The Corry Area Development Corporation applied to the Zoning Hearing Board of the City of Corry, Erie County, for a permit to erect a planned residential development in a zoning district where such an activity was permitted as a conditional use. The Zoning Hearing Board conducted a hearing but apparently took no testimony of witnesses and received no evidence. The only memorial of the hearing is the Board’s report approving the proposed development, subject to certain conditions. There are no findings. The appellants, neighboring landowners, appealed to the Court of Common Pleas of Erie County which, without hearing, remanded the matter to the Zoning Hearing Board for further hearing by it and the City Council sitting in joint session on “the pertinent and disputed facts of this case.” A hearing answering this description occurred at which the appellants and the Development Corporation appeared with counsel, a list of the names of objectors received and, according to the report of the hearing filed by the acting Mayor of the City of Corry, “persons present were given an opportunity to voice their opinions relative to the project.” What those opinions were or what are the pertinent and disputed facts of the case are unknown to us because again no transcript or other record of what occurred at this hearing was made. The project was approved by the *171Zoning Hearing Board and City Council and the matter returned to the court below. The court scheduled a hearing before it but seems not to have taken testimony or received any evidence. It dismissed the appeal with the following opinion:

“In the event there are further proceedings I reserve the right to file a full scale opinion.
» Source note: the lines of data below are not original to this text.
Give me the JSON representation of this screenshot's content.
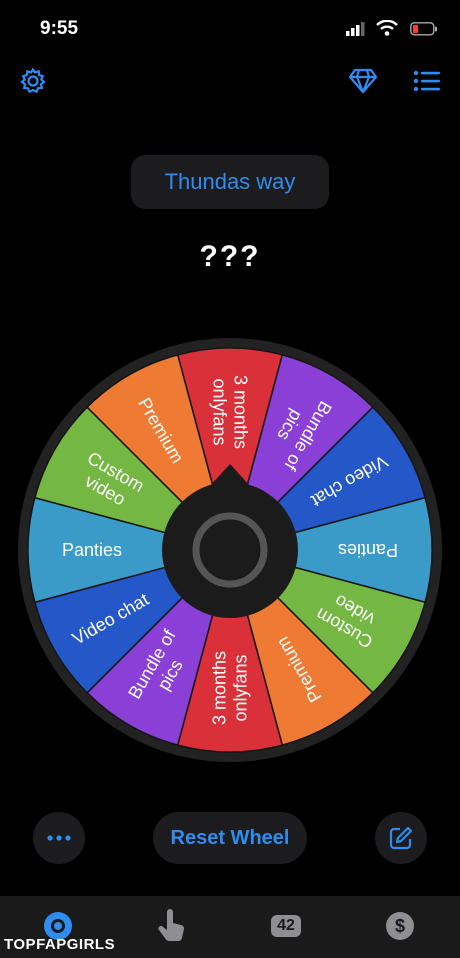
{
  "status": {
    "time": "9:55"
  },
  "header": {
    "wheel_name": "Thundas way",
    "settings_icon": "gear-icon",
    "premium_icon": "diamond-icon",
    "list_icon": "list-icon"
  },
  "result_text": "???",
  "wheel": {
    "segments": [
      {
        "label": [
          "3 months",
          "onlyfans"
        ],
        "color": "#d9303a"
      },
      {
        "label": [
          "Bundle of",
          "pics"
        ],
        "color": "#8a3fd6"
      },
      {
        "label": [
          "Video chat"
        ],
        "color": "#2457c8"
      },
      {
        "label": [
          "Panties"
        ],
        "color": "#3a9bc9"
      },
      {
        "label": [
          "Custom",
          "video"
        ],
        "color": "#74b843"
      },
      {
        "label": [
          "Premium"
        ],
        "color": "#ee7a34"
      },
      {
        "label": [
          "3 months",
          "onlyfans"
        ],
        "color": "#d9303a"
      },
      {
        "label": [
          "Bundle of",
          "pics"
        ],
        "color": "#8a3fd6"
      },
      {
        "label": [
          "Video chat"
        ],
        "color": "#2457c8"
      },
      {
        "label": [
          "Panties"
        ],
        "color": "#3a9bc9"
      },
      {
        "label": [
          "Custom",
          "video"
        ],
        "color": "#74b843"
      },
      {
        "label": [
          "Premium"
        ],
        "color": "#ee7a34"
      }
    ]
  },
  "controls": {
    "reset_label": "Reset Wheel",
    "more_icon": "more-icon",
    "edit_icon": "edit-icon"
  },
  "tabbar": {
    "counter": "42",
    "currency_symbol": "$"
  },
  "watermark": "TOPFAPGIRLS",
  "colors": {
    "accent": "#2f8cf0"
  }
}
“On several occasions, particularly in the cases of Tirak v. City of Erie, No. 10-E 1970 Equity and Clawson v. Harborcreek, No. 1266-A 1972, No. 1562-A 1972, both in the Court of Common Pleas of Erie County, Pennsylvania, I have extensively reviewed the law of zoning in Pennsylvania.
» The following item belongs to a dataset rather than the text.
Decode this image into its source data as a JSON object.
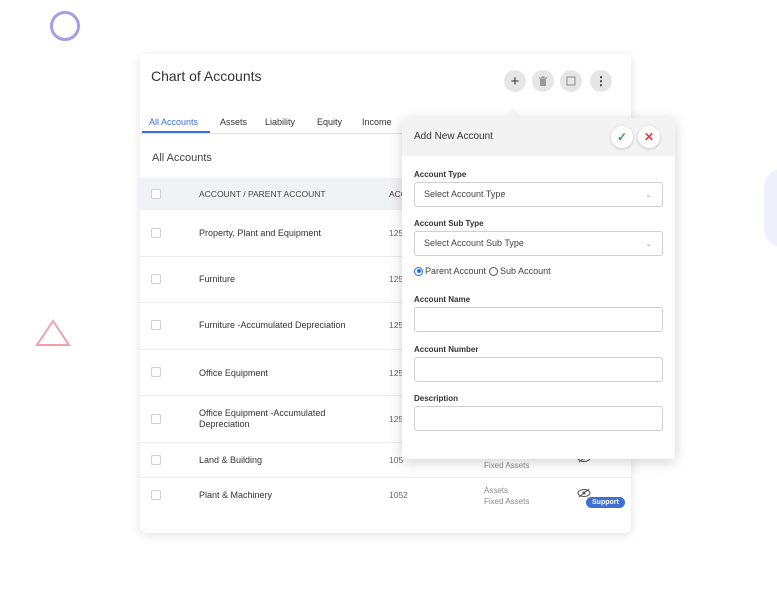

“This Court is not a super zoning board nor a master planner of last resort.

“This case involves a planned residential project at 840 South Center Street, Corry, Pennsylvania.

“According to the court record, the City Council of Corry, Pennsylvania, the Zoning Board of Adjustment of Corry, Pennsylvania, and the Planning Commission of Corry, Pennsylvania, have unanimously approved of the project.
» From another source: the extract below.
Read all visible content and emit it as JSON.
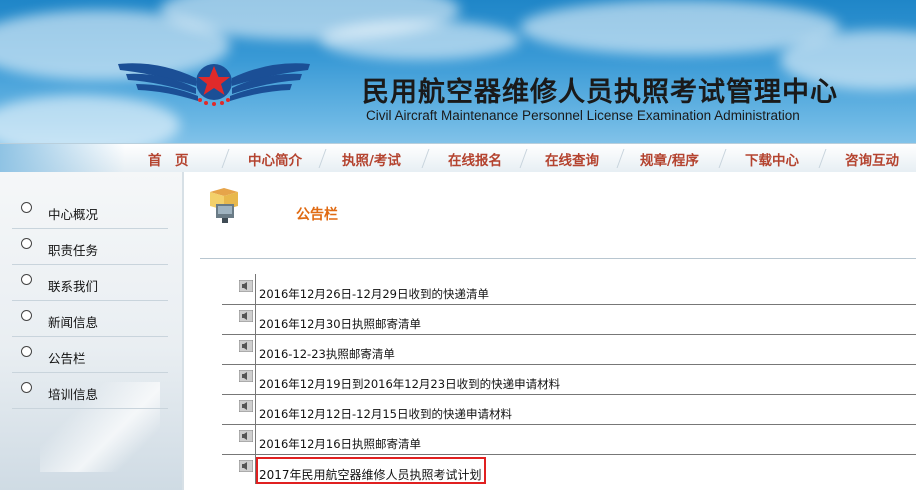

“It would be an act of supreme supererogation on my part to overrule these decisions by. the aforesaid municipal bodies.”

Section 908(9) of the Pennsylvania Municipalities Planning Code (the MPC), Act of July 31, 1968, P. L. 805, as amended by the Act of June 1, 1972, P. L. , No. 93, 53 P.S. §10908(9), provides that the Board “. . . shall. . . make written findings on the application. . . .” In addition, Section 1010 of MPC provides, inter alia, 53 P.S. §11010: “If the record does not include findings of fact, or if additional evidence is taken by the court or by a referee, the court may make its own findings of fact based on the record below as supplemented by the additional evidence, if any.” We cannot judge the merits of an appeal without findings. BJM Urban *172Development Corporation v. Fayette County Zoning Hearing Board, 1 Pa. Commonwealth Ct. 534, 275 A. 2d 714 (1971). We do not have here even a transcript.

Section 908(7) of the Pennsylvania Municipalities Planning Code, 53 P.S. §10908(7), directs zoning hearing boards to . . keep a stenographic record of the proceedings....” In Camera, Jr. v. Donna Homes, Inc., 6 Pa. Commonwealth Ct. 417, 296 A. 2d 283 (1972), we remanded because the testimony was paraphrased by the board’s secretary rather than taken verbatim.

The record is remanded to the court below for further hearing before it or the Zoning Hearing Board of which a stenographic record and transcript of the proceedings shall be kept and findings and conclusions made.